The Palace Park was developed simultaneously with the construction of the new Royal Palace. The palace architect, Hans Ditlev Franciscus Linstow, took active part in the planning of the park. Over time the first palace gardener, Martin Mortensen, played an increasingly important role in the design of the park landscape. Several plans for the park were developed, all of which differed from the final result.
Land allotments purchased
In 1823, permission was granted to purchase land for the Royal Palace and surrounding park area. The purchase of garden and land allotments began, but it took many years before the park area extended completely around the Royal Palace. The plot of land known as Sommerro was acquired in 1840. It had been a private park since 1751 and today comprises the section of the park known as the Queen’s Park. The purchases of the Abelhaugen and Nisseberget plots in 1845 gave the Palace Park the dimensions it has today.
Although the Royal Palace was completed in 1849, the Palace Park did not assume its final form until the 1850s.
A Romantic park
The park is based on the ideal model of nature which prevailed in the mid-1800s and which set the tone for European horticulture of the era. The park was constructed in the Romantic style, in which the “line of beauty” can be seen in the ponds’ undulating forms and the winding gravel paths.
An open park
The park was open to the public from the outset, and as the city expanded to the west, the park came to lie at the centre of the capital city. It covers an area of 220 decares and contains about 1 000 trees, of which many were planted in the first phase of the park’s history.
The Palace Park is a valuable, protected cultural monument which the gardeners of the Royal Court work to maintain in the best possible manner for everyone’s enjoyment.

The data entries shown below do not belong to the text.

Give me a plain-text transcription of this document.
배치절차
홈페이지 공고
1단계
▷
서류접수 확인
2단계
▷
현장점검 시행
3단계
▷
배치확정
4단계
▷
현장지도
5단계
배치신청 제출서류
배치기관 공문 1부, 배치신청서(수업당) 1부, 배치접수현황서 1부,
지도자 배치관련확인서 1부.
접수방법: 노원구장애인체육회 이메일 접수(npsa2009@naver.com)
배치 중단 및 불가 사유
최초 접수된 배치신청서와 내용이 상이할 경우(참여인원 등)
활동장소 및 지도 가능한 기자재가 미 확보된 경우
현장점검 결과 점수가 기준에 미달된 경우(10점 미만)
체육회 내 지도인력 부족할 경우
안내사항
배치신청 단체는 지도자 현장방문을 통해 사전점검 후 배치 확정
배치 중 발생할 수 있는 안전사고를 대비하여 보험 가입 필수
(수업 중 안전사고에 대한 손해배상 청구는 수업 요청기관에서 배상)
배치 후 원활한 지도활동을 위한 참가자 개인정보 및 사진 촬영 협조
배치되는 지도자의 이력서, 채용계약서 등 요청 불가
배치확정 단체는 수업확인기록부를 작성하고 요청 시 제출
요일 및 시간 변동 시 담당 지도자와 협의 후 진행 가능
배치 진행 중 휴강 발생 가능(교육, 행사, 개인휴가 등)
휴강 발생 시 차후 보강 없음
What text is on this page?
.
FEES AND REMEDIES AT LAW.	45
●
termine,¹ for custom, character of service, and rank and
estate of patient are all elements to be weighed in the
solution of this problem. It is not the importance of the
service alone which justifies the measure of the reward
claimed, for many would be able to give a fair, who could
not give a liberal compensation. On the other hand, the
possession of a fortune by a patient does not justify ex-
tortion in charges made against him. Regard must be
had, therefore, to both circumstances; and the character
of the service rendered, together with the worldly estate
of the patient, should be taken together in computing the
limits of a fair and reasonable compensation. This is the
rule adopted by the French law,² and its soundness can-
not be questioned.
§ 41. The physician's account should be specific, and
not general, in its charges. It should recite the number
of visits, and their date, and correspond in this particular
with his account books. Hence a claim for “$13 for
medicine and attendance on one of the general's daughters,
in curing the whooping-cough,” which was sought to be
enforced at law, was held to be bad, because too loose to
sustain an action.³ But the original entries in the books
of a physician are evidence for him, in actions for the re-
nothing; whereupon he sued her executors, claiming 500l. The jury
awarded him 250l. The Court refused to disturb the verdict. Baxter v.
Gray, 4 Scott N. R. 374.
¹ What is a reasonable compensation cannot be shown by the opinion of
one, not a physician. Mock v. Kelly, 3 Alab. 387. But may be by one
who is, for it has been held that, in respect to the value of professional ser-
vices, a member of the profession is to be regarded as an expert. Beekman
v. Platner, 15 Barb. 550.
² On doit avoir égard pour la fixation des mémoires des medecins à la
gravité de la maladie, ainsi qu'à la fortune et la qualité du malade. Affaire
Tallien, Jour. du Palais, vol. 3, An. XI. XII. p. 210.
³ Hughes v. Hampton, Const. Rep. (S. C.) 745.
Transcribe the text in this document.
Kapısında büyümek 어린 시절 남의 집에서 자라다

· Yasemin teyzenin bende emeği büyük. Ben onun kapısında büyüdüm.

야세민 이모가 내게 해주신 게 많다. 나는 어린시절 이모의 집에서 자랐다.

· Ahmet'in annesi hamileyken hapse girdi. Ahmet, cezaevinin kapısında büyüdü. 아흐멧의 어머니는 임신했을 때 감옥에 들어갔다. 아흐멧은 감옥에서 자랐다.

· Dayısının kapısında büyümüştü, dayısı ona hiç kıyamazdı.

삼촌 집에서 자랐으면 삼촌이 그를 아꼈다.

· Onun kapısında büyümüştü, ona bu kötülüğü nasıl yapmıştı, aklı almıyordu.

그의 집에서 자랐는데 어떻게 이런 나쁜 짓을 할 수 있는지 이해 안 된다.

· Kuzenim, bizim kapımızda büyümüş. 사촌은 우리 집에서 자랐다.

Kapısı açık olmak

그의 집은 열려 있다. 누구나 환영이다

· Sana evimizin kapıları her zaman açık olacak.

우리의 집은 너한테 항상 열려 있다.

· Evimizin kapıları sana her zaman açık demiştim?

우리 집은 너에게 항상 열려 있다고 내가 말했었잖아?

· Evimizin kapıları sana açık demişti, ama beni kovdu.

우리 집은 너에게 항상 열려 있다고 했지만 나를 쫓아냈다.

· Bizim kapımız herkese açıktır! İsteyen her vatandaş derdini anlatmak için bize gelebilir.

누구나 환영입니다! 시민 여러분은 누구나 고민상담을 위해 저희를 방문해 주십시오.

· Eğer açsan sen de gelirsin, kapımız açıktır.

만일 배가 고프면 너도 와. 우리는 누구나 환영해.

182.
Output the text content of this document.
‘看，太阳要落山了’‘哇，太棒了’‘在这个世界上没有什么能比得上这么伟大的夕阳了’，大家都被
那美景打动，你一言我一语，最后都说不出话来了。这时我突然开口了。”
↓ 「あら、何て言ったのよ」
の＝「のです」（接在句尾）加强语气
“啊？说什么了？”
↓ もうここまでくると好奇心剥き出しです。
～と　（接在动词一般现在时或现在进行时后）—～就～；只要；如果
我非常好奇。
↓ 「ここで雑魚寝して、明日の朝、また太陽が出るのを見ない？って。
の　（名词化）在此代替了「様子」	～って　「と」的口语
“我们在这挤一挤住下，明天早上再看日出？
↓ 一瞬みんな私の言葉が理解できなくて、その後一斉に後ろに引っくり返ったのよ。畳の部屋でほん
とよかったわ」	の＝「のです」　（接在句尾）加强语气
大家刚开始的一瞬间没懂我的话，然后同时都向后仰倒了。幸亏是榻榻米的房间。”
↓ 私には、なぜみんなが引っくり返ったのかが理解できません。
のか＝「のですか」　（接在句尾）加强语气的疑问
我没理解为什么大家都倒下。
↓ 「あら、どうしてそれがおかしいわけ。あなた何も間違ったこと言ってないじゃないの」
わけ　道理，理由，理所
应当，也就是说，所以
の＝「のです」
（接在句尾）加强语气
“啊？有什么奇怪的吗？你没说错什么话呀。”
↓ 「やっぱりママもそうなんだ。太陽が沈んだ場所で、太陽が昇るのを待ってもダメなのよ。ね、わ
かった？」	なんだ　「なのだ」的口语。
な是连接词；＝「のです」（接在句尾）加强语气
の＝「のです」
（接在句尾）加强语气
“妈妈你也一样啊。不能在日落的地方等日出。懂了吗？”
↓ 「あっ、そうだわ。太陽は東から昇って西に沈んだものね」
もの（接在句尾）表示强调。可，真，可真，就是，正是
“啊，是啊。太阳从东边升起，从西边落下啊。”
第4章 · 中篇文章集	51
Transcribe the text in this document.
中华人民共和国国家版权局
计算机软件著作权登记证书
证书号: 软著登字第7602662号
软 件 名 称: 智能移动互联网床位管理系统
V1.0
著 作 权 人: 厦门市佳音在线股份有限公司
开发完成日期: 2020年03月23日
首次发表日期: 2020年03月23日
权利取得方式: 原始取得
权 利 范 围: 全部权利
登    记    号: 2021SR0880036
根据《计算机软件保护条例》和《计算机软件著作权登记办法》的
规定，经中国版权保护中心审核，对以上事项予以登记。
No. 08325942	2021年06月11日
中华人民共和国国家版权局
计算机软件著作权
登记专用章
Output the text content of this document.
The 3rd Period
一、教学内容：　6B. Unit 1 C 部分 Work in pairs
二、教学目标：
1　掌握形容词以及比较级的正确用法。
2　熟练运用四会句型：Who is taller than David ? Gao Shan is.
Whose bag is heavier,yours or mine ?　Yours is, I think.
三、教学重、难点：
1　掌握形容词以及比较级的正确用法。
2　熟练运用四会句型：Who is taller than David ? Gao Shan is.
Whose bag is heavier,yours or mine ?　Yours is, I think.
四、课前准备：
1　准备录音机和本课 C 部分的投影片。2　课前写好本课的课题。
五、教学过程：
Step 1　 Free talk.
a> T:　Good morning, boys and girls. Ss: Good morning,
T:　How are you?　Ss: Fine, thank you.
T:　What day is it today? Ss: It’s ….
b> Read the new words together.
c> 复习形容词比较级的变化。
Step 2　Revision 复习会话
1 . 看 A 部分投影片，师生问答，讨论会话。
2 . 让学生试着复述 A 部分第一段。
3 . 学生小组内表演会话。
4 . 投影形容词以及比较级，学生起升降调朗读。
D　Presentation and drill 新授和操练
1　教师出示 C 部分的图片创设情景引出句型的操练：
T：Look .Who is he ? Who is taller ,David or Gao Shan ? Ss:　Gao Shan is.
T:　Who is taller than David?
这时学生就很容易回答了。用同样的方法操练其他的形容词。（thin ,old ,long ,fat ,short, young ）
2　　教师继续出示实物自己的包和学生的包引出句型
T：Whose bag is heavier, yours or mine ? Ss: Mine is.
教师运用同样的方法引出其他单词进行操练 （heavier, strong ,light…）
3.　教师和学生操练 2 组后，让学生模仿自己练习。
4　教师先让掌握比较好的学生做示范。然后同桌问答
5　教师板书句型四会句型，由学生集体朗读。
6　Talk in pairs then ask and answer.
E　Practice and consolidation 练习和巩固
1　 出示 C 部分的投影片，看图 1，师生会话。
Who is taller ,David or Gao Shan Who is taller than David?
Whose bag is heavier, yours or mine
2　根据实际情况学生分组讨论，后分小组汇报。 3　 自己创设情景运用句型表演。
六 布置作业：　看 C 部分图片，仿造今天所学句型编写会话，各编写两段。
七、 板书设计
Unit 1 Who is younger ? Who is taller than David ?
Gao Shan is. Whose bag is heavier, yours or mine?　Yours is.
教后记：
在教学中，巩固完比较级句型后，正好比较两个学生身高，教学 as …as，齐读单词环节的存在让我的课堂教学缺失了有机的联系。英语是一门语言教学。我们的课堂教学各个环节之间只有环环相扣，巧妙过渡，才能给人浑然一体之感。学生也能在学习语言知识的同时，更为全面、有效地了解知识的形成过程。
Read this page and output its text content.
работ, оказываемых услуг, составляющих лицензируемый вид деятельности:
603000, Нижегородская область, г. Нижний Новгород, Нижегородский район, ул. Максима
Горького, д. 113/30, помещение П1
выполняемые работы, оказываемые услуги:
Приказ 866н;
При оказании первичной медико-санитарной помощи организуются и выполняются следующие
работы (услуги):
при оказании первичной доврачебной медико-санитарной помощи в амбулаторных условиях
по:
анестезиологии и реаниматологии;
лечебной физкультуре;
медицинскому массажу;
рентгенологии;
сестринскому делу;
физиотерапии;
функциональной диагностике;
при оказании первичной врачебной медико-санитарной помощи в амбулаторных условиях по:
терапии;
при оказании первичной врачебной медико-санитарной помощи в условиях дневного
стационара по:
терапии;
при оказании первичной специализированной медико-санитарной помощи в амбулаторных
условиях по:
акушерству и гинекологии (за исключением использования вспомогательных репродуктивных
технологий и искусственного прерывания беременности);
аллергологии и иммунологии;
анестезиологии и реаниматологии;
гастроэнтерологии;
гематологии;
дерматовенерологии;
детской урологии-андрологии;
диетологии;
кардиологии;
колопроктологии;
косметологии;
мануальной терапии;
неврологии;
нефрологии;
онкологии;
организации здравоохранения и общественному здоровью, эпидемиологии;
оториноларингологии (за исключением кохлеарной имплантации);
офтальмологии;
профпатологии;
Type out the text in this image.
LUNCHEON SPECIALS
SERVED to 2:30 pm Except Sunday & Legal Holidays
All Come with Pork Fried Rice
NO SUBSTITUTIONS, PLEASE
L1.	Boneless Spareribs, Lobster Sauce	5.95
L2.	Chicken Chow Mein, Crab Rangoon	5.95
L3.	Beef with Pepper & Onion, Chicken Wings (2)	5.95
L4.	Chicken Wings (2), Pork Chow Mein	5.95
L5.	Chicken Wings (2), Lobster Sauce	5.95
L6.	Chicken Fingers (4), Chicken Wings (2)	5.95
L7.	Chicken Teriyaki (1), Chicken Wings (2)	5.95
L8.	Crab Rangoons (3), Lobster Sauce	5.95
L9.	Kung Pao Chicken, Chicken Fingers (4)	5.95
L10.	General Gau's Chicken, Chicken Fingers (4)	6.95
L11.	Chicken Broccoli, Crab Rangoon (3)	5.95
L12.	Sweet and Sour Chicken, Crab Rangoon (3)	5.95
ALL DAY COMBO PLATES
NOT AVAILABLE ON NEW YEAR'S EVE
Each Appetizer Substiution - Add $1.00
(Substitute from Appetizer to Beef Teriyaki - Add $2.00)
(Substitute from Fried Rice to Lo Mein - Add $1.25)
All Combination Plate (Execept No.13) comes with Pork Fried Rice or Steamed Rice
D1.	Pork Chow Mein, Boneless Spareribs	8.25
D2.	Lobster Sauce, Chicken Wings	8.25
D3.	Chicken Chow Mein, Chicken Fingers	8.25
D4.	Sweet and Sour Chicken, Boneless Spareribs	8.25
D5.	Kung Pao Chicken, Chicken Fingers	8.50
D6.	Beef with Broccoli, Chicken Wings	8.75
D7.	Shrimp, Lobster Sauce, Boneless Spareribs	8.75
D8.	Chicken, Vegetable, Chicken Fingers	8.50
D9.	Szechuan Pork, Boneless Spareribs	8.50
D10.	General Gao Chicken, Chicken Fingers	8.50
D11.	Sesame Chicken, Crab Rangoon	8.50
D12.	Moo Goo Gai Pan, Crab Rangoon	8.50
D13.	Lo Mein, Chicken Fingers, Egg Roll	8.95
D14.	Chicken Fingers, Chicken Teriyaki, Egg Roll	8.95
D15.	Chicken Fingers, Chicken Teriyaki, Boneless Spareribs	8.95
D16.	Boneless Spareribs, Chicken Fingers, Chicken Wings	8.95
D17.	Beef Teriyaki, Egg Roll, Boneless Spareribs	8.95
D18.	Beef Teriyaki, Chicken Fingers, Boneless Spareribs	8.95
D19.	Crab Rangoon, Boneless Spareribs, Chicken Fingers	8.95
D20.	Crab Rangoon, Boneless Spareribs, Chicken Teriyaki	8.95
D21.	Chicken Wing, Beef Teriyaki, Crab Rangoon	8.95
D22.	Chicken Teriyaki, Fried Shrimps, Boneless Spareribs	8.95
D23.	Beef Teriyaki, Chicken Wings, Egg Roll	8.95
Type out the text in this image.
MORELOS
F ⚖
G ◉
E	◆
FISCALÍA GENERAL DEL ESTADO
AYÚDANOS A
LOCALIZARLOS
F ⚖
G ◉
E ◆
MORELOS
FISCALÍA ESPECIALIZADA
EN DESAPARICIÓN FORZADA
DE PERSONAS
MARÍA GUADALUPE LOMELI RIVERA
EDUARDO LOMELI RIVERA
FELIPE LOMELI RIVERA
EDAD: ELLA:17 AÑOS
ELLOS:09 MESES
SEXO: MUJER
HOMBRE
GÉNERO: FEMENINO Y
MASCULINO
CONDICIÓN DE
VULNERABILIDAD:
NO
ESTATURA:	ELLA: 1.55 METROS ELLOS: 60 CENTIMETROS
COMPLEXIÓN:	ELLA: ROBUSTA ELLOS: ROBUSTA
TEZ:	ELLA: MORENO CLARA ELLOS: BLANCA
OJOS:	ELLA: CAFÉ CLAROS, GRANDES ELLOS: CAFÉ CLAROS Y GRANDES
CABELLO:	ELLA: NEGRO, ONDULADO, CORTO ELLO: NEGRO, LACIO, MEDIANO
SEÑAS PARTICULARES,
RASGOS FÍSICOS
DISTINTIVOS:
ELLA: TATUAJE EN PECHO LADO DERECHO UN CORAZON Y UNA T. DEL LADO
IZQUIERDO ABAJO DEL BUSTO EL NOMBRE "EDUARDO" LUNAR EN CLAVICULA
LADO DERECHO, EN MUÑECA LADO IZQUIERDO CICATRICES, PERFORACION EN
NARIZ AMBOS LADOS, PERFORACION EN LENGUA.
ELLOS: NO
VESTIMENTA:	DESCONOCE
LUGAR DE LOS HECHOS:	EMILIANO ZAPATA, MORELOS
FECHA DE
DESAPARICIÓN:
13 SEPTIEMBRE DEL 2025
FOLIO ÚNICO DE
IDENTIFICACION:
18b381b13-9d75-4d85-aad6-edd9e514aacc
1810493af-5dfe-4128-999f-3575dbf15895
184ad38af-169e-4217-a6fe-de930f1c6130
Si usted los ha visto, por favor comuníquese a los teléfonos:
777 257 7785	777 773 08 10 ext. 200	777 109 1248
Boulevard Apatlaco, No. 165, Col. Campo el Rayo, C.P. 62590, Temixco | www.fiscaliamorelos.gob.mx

There are several statues in the park. Please find information about the statues via the link list.
The Palace Square
The Palace Park also encompasses the Palace Square – Norway’s largest ceremonial square. Every year on 17 May, Norway’s national day, the Royal Family stand on the Palace Balcony and wave to the Children’s Parade as it crosses the square. When foreign heads of state visit Norway, they are greeted by the King and Queen in the Palace Square.
On one side of the Royal Palace is the Guardhouse. Erected in 1845-1849, the Guardhouse is believed to be the oldest building in Norway in the Swiss style.